The slogans, protests, and viral campaigns that appeared almost overnight in support of the Palestinians was conspicuously absent as Iranians rose up against Islamist rule. This is not a failure of information—events in Iran were widely documented—but a failure of ideology. The reality is that much of the pro-Palestinians activism was never primarily about supporting Palestinians as oppressed people, but about demonizing Israel.

This is why many of the same activists who flooded social media, occupied university campuses, and filled Western streets under the banner of Palestine averted their eyes as Iranian women burnt their hijabs, protesters were imprisoned and executed, and entire cities were plunged into darkness to suppress revolt. The disparity in response reveals that outrage has been selectively applied rather than grounded in universal principles.

Another uncomfortable truth is that large segments of the radical pro-Palestinian movement—what might be called Palestinianism—actively align themselves with the Iranian regime because of its hostility toward Israel and Jews. That alignment persists even when the regime brutalizes its own people. Opposition to Israel, not concern for human life or liberty, is what ultimately matters.

What we are witnessing is that much of the so-called pro-Palestinian movement was never fundamentally about standing with oppressed people wherever they exist.

It was about constructing a moral hierarchy in which one cause is elevated above all others, regardless of context or consequence. When the victims are Iranians—and the enemy is Islamist tyranny rather than Israel—that hierarchy collapses into silence. In this warped worldview, to stand against the Iranian regime, was to do violence against the Palestinians, who demand absolutely loyalty to their cause above all.
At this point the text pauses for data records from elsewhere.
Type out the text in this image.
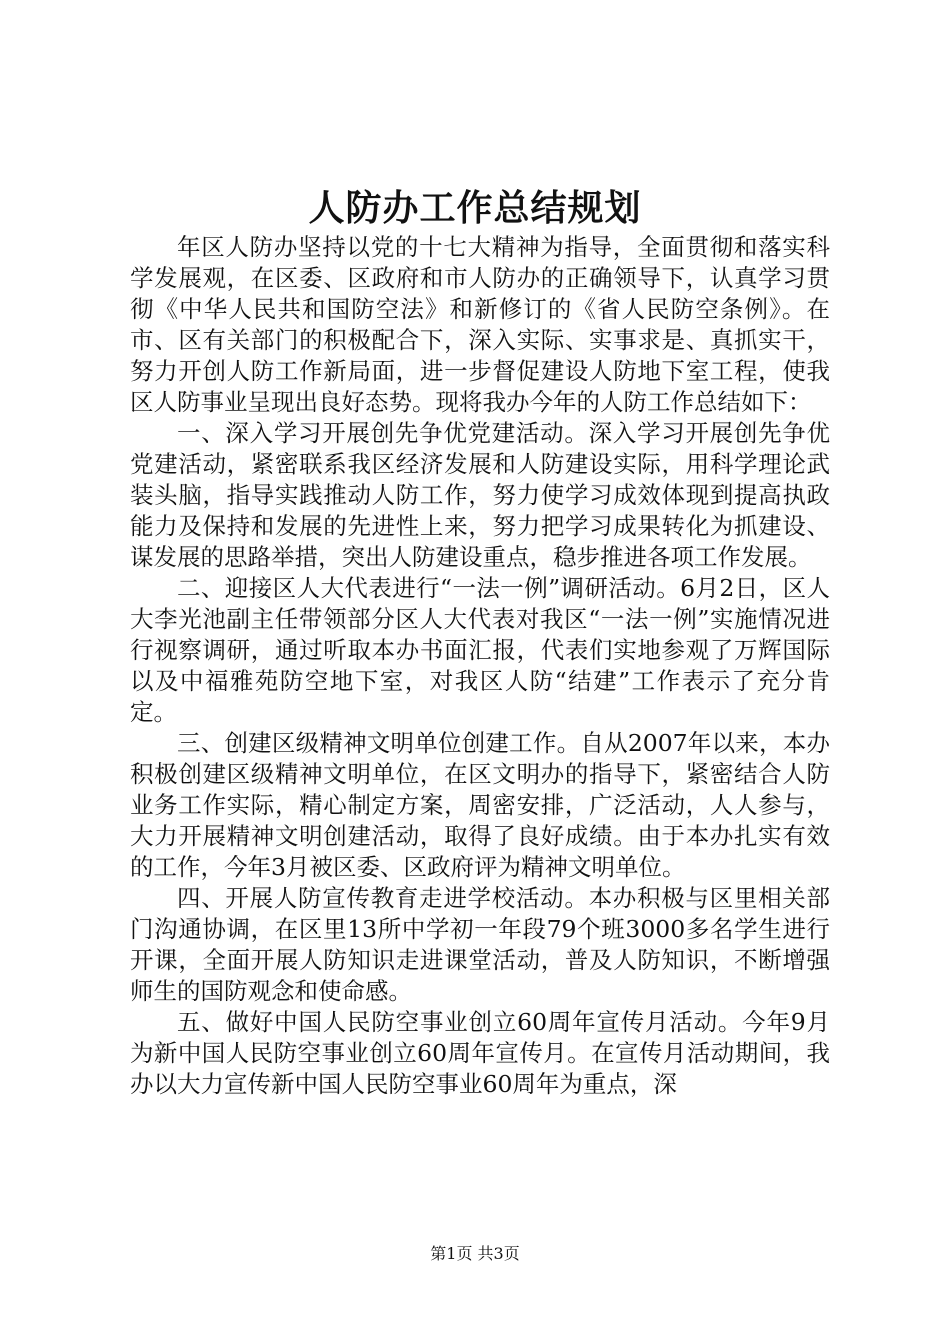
人防办工作总结规划

年区人防办坚持以党的十七大精神为指导，全面贯彻和落实科学发展观，在区委、区政府和市人防办的正确领导下，认真学习贯彻《中华人民共和国防空法》和新修订的《省人民防空条例》。在市、区有关部门的积极配合下，深入实际、实事求是、真抓实干，努力开创人防工作新局面，进一步督促建设人防地下室工程，使我区人防事业呈现出良好态势。现将我办今年的人防工作总结如下：

一、深入学习开展创先争优党建活动。深入学习开展创先争优党建活动，紧密联系我区经济发展和人防建设实际，用科学理论武装头脑，指导实践推动人防工作，努力使学习成效体现到提高执政能力及保持和发展的先进性上来，努力把学习成果转化为抓建设、谋发展的思路举措，突出人防建设重点，稳步推进各项工作发展。

二、迎接区人大代表进行“一法一例”调研活动。6月2日，区人大李光池副主任带领部分区人大代表对我区“一法一例”实施情况进行视察调研，通过听取本办书面汇报，代表们实地参观了万辉国际以及中福雅苑防空地下室，对我区人防“结建”工作表示了充分肯定。

三、创建区级精神文明单位创建工作。自从2007年以来，本办积极创建区级精神文明单位，在区文明办的指导下，紧密结合人防业务工作实际，精心制定方案，周密安排，广泛活动，人人参与，大力开展精神文明创建活动，取得了良好成绩。由于本办扎实有效的工作，今年3月被区委、区政府评为精神文明单位。

四、开展人防宣传教育走进学校活动。本办积极与区里相关部门沟通协调，在区里13所中学初一年段79个班3000多名学生进行开课，全面开展人防知识走进课堂活动，普及人防知识，不断增强师生的国防观念和使命感。

五、做好中国人民防空事业创立60周年宣传月活动。今年9月为新中国人民防空事业创立60周年宣传月。在宣传月活动期间，我办以大力宣传新中国人民防空事业60周年为重点，深

第1页 共3页
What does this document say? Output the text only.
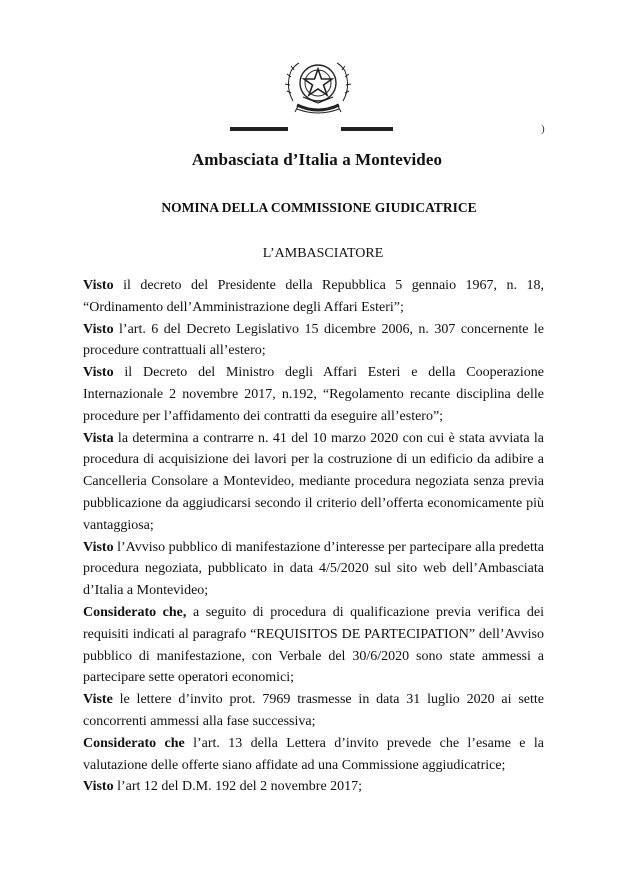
)
Ambasciata d’Italia a Montevideo
NOMINA DELLA COMMISSIONE GIUDICATRICE
L’AMBASCIATORE

Visto il decreto del Presidente della Repubblica 5 gennaio 1967, n. 18, “Ordinamento dell’Amministrazione degli Affari Esteri”;

Visto l’art. 6 del Decreto Legislativo 15 dicembre 2006, n. 307 concernente le procedure contrattuali all’estero;

Visto il Decreto del Ministro degli Affari Esteri e della Cooperazione Internazionale 2 novembre 2017, n.192, “Regolamento recante disciplina delle procedure per l’affidamento dei contratti da eseguire all’estero”;

Vista la determina a contrarre n. 41 del 10 marzo 2020 con cui è stata avviata la procedura di acquisizione dei lavori per la costruzione di un edificio da adibire a Cancelleria Consolare a Montevideo, mediante procedura negoziata senza previa pubblicazione da aggiudicarsi secondo il criterio dell’offerta economicamente più vantaggiosa;

Visto l’Avviso pubblico di manifestazione d’interesse per partecipare alla predetta procedura negoziata, pubblicato in data 4/5/2020 sul sito web dell’Ambasciata d’Italia a Montevideo;

Considerato che, a seguito di procedura di qualificazione previa verifica dei requisiti indicati al paragrafo “REQUISITOS DE PARTECIPATION” dell’Avviso pubblico di manifestazione, con Verbale del 30/6/2020 sono state ammessi a partecipare sette operatori economici;

Viste le lettere d’invito prot. 7969 trasmesse in data 31 luglio 2020 ai sette concorrenti ammessi alla fase successiva;

Considerato che l’art. 13 della Lettera d’invito prevede che l’esame e la valutazione delle offerte siano affidate ad una Commissione aggiudicatrice;

Visto l’art 12 del D.M. 192 del 2 novembre 2017;
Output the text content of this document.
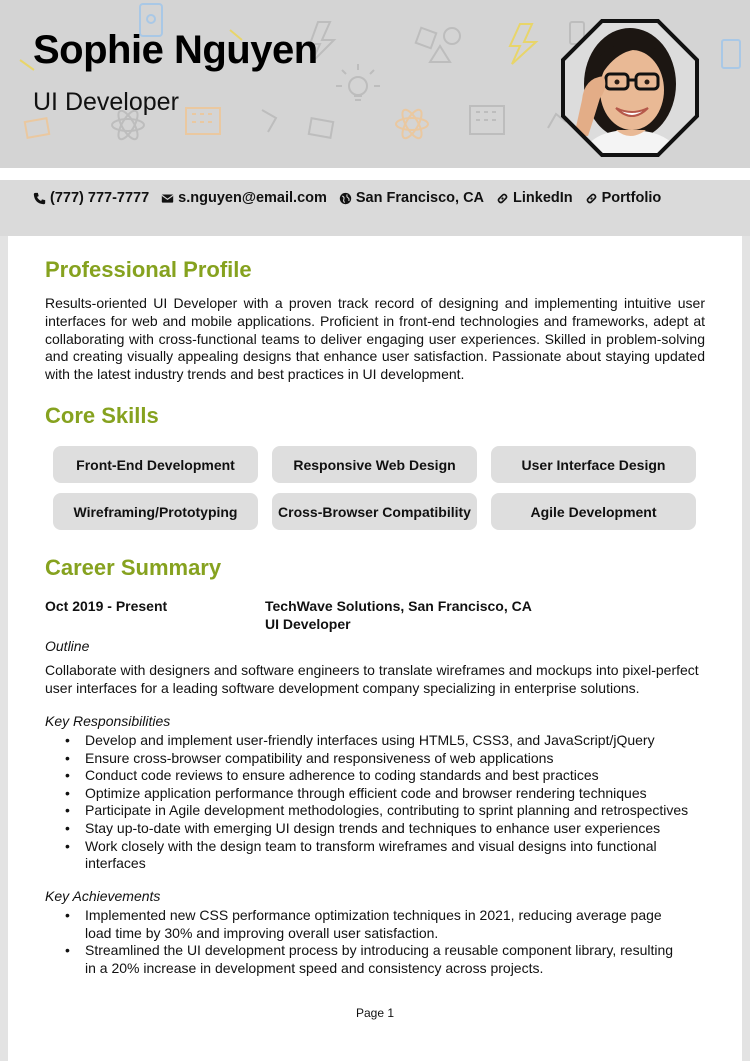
Sophie Nguyen
UI Developer
(777) 777-7777 s.nguyen@email.com San Francisco, CA LinkedIn Portfolio
Professional Profile
Results-oriented UI Developer with a proven track record of designing and implementing intuitive user interfaces for web and mobile applications. Proficient in front-end technologies and frameworks, adept at collaborating with cross-functional teams to deliver engaging user experiences. Skilled in problem-solving and creating visually appealing designs that enhance user satisfaction. Passionate about staying updated with the latest industry trends and best practices in UI development.
Core Skills
Front-End Development	Responsive Web Design	User Interface Design
Wireframing/Prototyping	Cross-Browser Compatibility	Agile Development
Career Summary
Oct 2019 - Present	TechWave Solutions, San Francisco, CA
UI Developer
Outline
Collaborate with designers and software engineers to translate wireframes and mockups into pixel-perfect user interfaces for a leading software development company specializing in enterprise solutions.
Key Responsibilities
• Develop and implement user-friendly interfaces using HTML5, CSS3, and JavaScript/jQuery
• Ensure cross-browser compatibility and responsiveness of web applications
• Conduct code reviews to ensure adherence to coding standards and best practices
• Optimize application performance through efficient code and browser rendering techniques
• Participate in Agile development methodologies, contributing to sprint planning and retrospectives
• Stay up-to-date with emerging UI design trends and techniques to enhance user experiences
• Work closely with the design team to transform wireframes and visual designs into functional interfaces
Key Achievements
• Implemented new CSS performance optimization techniques in 2021, reducing average page load time by 30% and improving overall user satisfaction.
• Streamlined the UI development process by introducing a reusable component library, resulting in a 20% increase in development speed and consistency across projects.
Page 1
A genuine human-rights movement does not behave this way. If justice were truly the goal, the Iranian struggle would be impossible to ignore. The fact that it is ignored demonstrates that ideology, not solidarity, has driven the pro-Palestinian movement over the past two years—an ideology that demands absolute loyalty, even when that loyalty requires turning against the Iranian people because their revolution does not advance the Palestinian cause.